Question

(18x^5 + 6x^4 − 12x^3) ÷ 6x^2

Answer 1

\[\large (18x^5 + 6x^4 - 12x^3) \div 6x^2\]


\[\large \frac{18x^5 + 6x^4 - 12x^3}{6x^2}\]


\[\large \frac{6x^2(3x^3 + x^2 - 2x)}{6x^2}\]


I'll let you finish up

Answer 2

I have no idea how to do this
@jim_thompson5910

Answer 3

Ok here's how you do the full problem


\[\large (18x^5 + 6x^4 - 12x^3) \div 6x^2\]


\[\large \frac{18x^5 + 6x^4 - 12x^3}{6x^2}\]


\[\large \frac{6x^2(3x^3 + x^2 - 2x)}{6x^2}\]


\[\large \frac{\cancel{6x^2}(3x^3 + x^2 - 2x)}{\cancel{6x^2}}\]

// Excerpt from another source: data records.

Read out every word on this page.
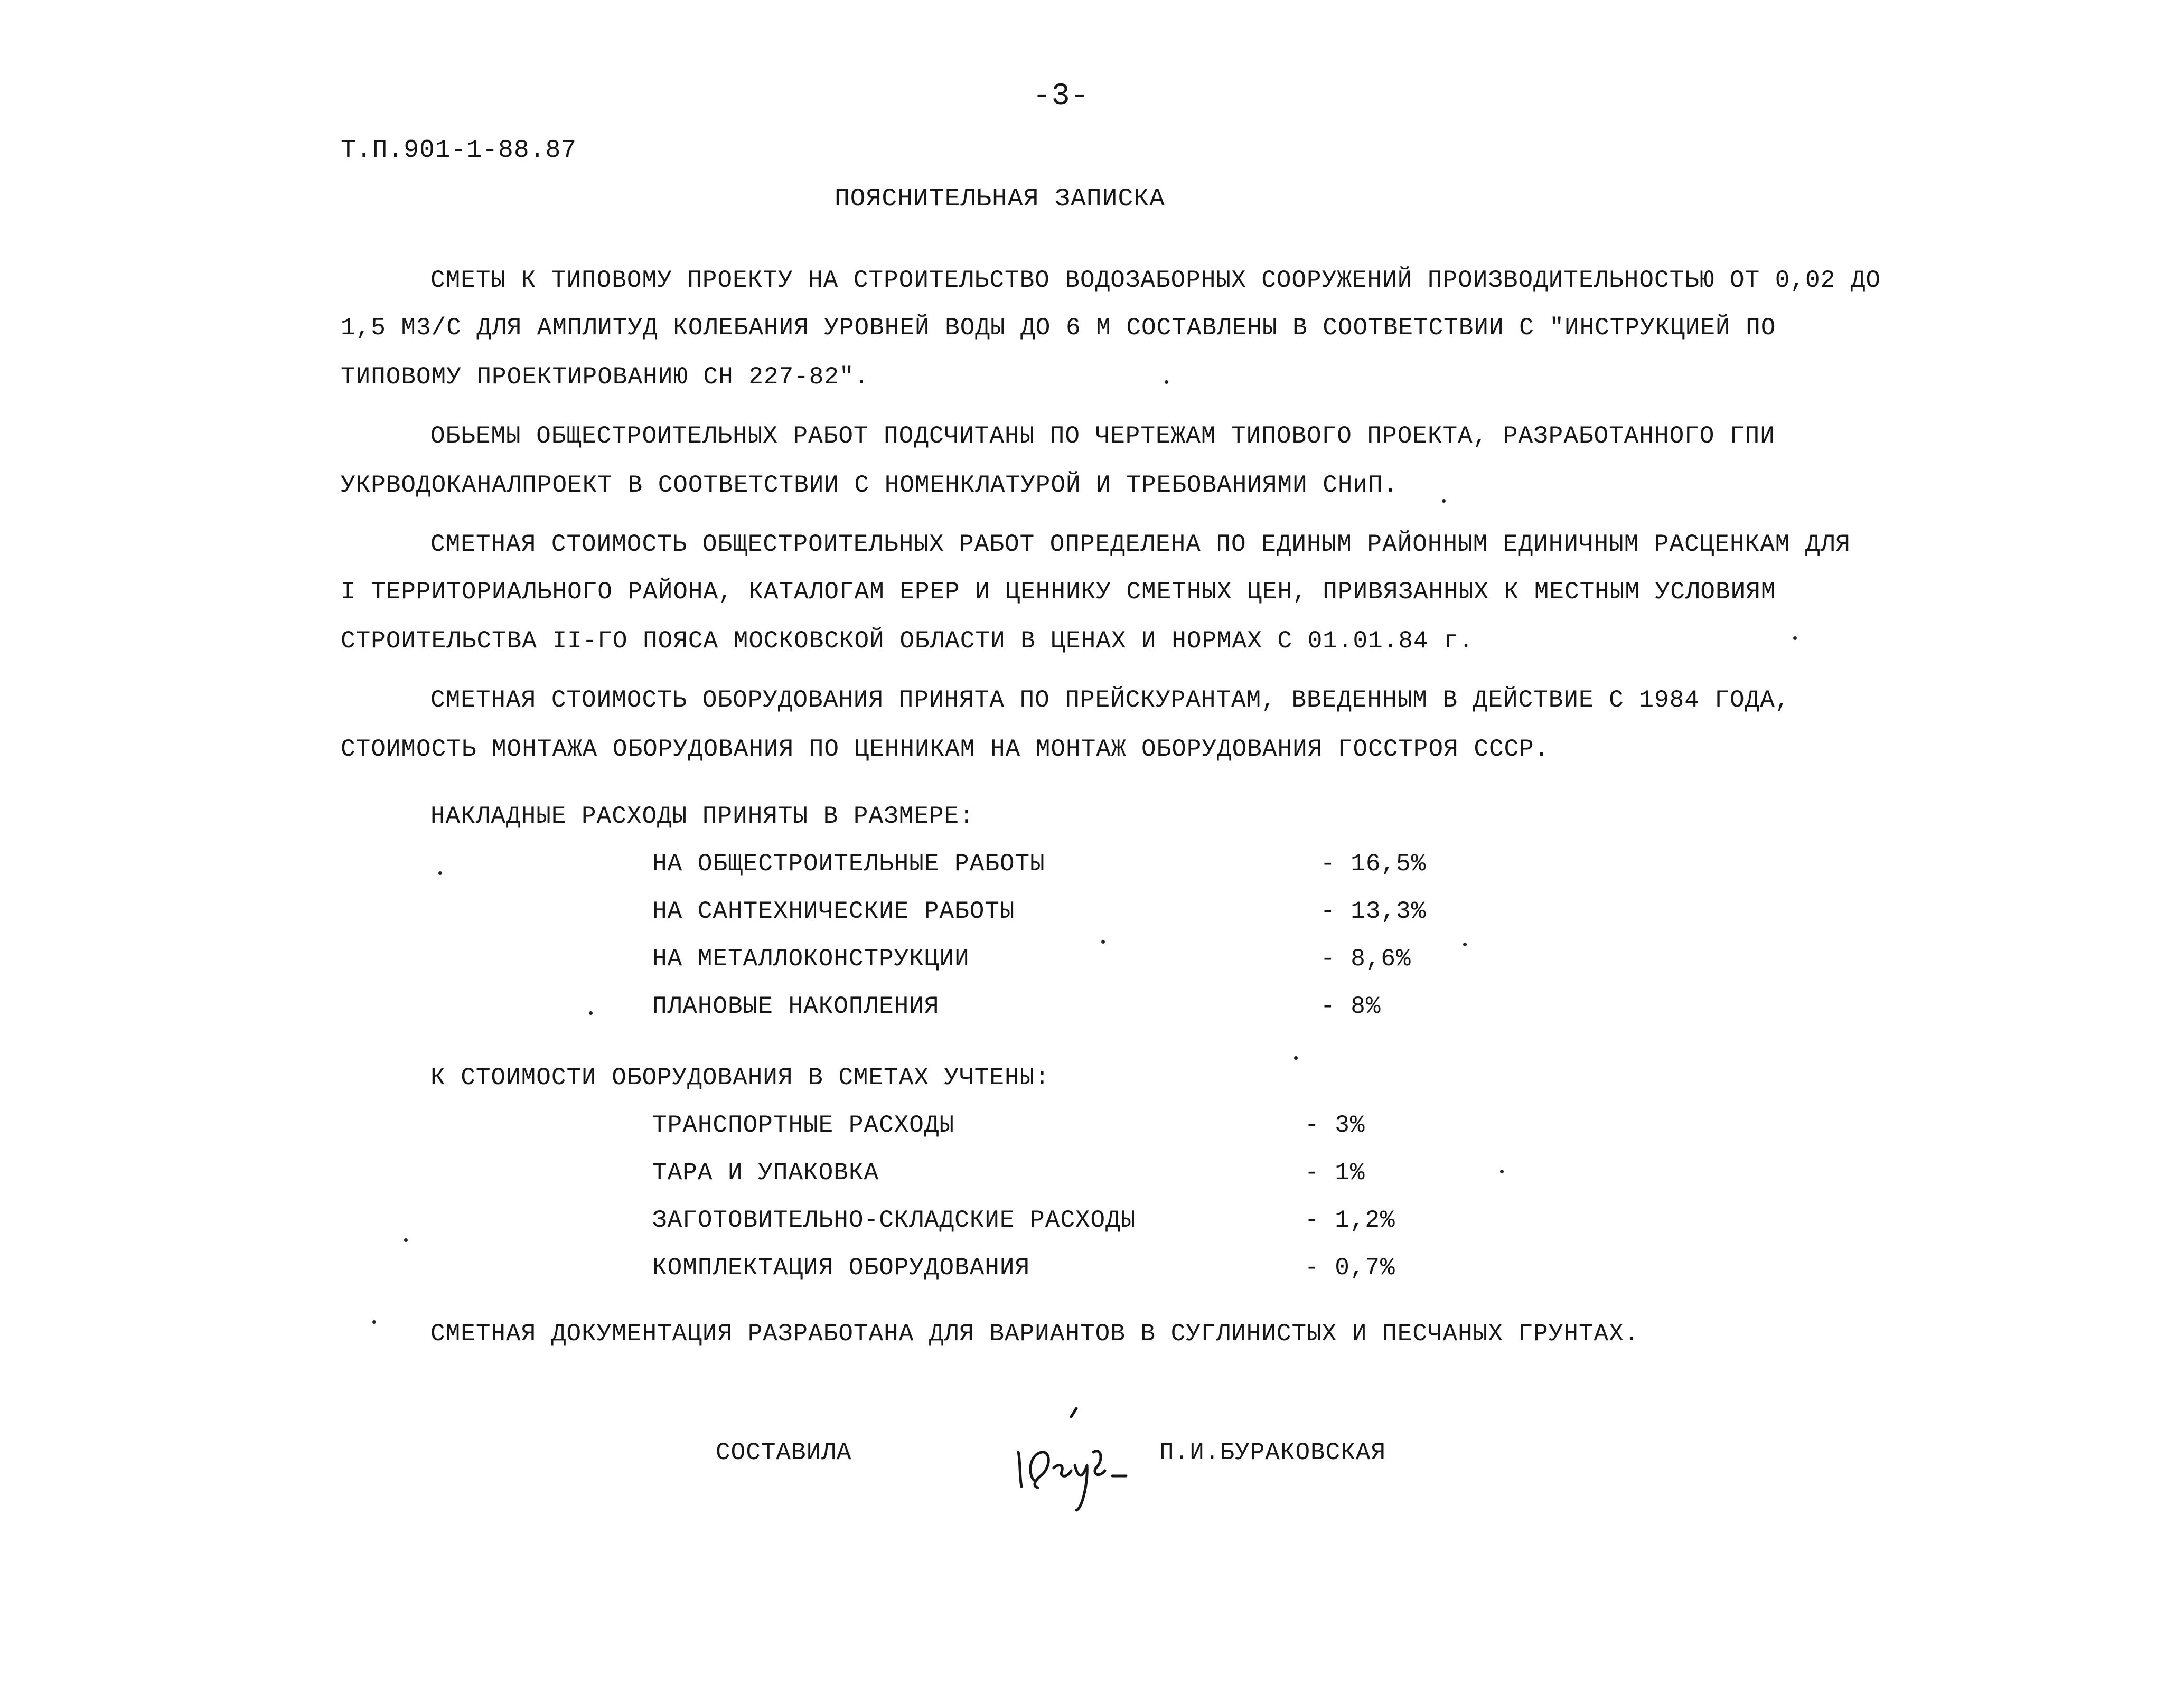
-3-
Т.П.901-1-88.87
ПОЯСНИТЕЛЬНАЯ ЗАПИСКА
СМЕТЫ К ТИПОВОМУ ПРОЕКТУ НА СТРОИТЕЛЬСТВО ВОДОЗАБОРНЫХ СООРУЖЕНИЙ ПРОИЗВОДИТЕЛЬНОСТЬЮ ОТ 0,02 ДО
1,5 М3/С ДЛЯ АМПЛИТУД КОЛЕБАНИЯ УРОВНЕЙ ВОДЫ ДО 6 М СОСТАВЛЕНЫ В СООТВЕТСТВИИ С "ИНСТРУКЦИЕЙ ПО
ТИПОВОМУ ПРОЕКТИРОВАНИЮ СН 227-82".
ОБЬЕМЫ ОБЩЕСТРОИТЕЛЬНЫХ РАБОТ ПОДСЧИТАНЫ ПО ЧЕРТЕЖАМ ТИПОВОГО ПРОЕКТА, РАЗРАБОТАННОГО ГПИ
УКРВОДОКАНАЛПРОЕКТ В СООТВЕТСТВИИ С НОМЕНКЛАТУРОЙ И ТРЕБОВАНИЯМИ СНиП.
СМЕТНАЯ СТОИМОСТЬ ОБЩЕСТРОИТЕЛЬНЫХ РАБОТ ОПРЕДЕЛЕНА ПО ЕДИНЫМ РАЙОННЫМ ЕДИНИЧНЫМ РАСЦЕНКАМ ДЛЯ
I ТЕРРИТОРИАЛЬНОГО РАЙОНА, КАТАЛОГАМ ЕРЕР И ЦЕННИКУ СМЕТНЫХ ЦЕН, ПРИВЯЗАННЫХ К МЕСТНЫМ УСЛОВИЯМ
СТРОИТЕЛЬСТВА II-ГО ПОЯСА МОСКОВСКОЙ ОБЛАСТИ В ЦЕНАХ И НОРМАХ С 01.01.84 г.
СМЕТНАЯ СТОИМОСТЬ ОБОРУДОВАНИЯ ПРИНЯТА ПО ПРЕЙСКУРАНТАМ, ВВЕДЕННЫМ В ДЕЙСТВИЕ С 1984 ГОДА,
СТОИМОСТЬ МОНТАЖА ОБОРУДОВАНИЯ ПО ЦЕННИКАМ НА МОНТАЖ ОБОРУДОВАНИЯ ГОССТРОЯ СССР.
НАКЛАДНЫЕ РАСХОДЫ ПРИНЯТЫ В РАЗМЕРЕ:
НА ОБЩЕСТРОИТЕЛЬНЫЕ РАБОТЫ	- 16,5%
НА САНТЕХНИЧЕСКИЕ РАБОТЫ	- 13,3%
НА МЕТАЛЛОКОНСТРУКЦИИ	- 8,6%
ПЛАНОВЫЕ НАКОПЛЕНИЯ	- 8%
К СТОИМОСТИ ОБОРУДОВАНИЯ В СМЕТАХ УЧТЕНЫ:
ТРАНСПОРТНЫЕ РАСХОДЫ	- 3%
ТАРА И УПАКОВКА	- 1%
ЗАГОТОВИТЕЛЬНО-СКЛАДСКИЕ РАСХОДЫ	- 1,2%
КОМПЛЕКТАЦИЯ ОБОРУДОВАНИЯ	- 0,7%
СМЕТНАЯ ДОКУМЕНТАЦИЯ РАЗРАБОТАНА ДЛЯ ВАРИАНТОВ В СУГЛИНИСТЫХ И ПЕСЧАНЫХ ГРУНТАХ.
СОСТАВИЛА	П.И.БУРАКОВСКАЯ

\[\large \frac{1(3x^3 + x^2 - 2x)}{1}\]


\[\large \frac{3x^3 + x^2 - 2x}{1}\]


\[\large 3x^3 + x^2 - 2x\]

Answer 4

hopefully that helps

Answer 5

the idea is to factor out the 6x^2 since that's in the denominator

then you cancel out the common terms and simplify

Answer 6

Thanks so much

Answer 7

np

Answer 8

Can it be maybe be simplified further, though?

Answer 9

As in 3x^3 + x^2 - 2x = x(3x^2 + x - 2)
= x(3x - 2)(x+1)

Answer 10

you could factor, but it's pretty much simplified at this point

Answer 11

Yes, sorry, I meant maybe it could be factored.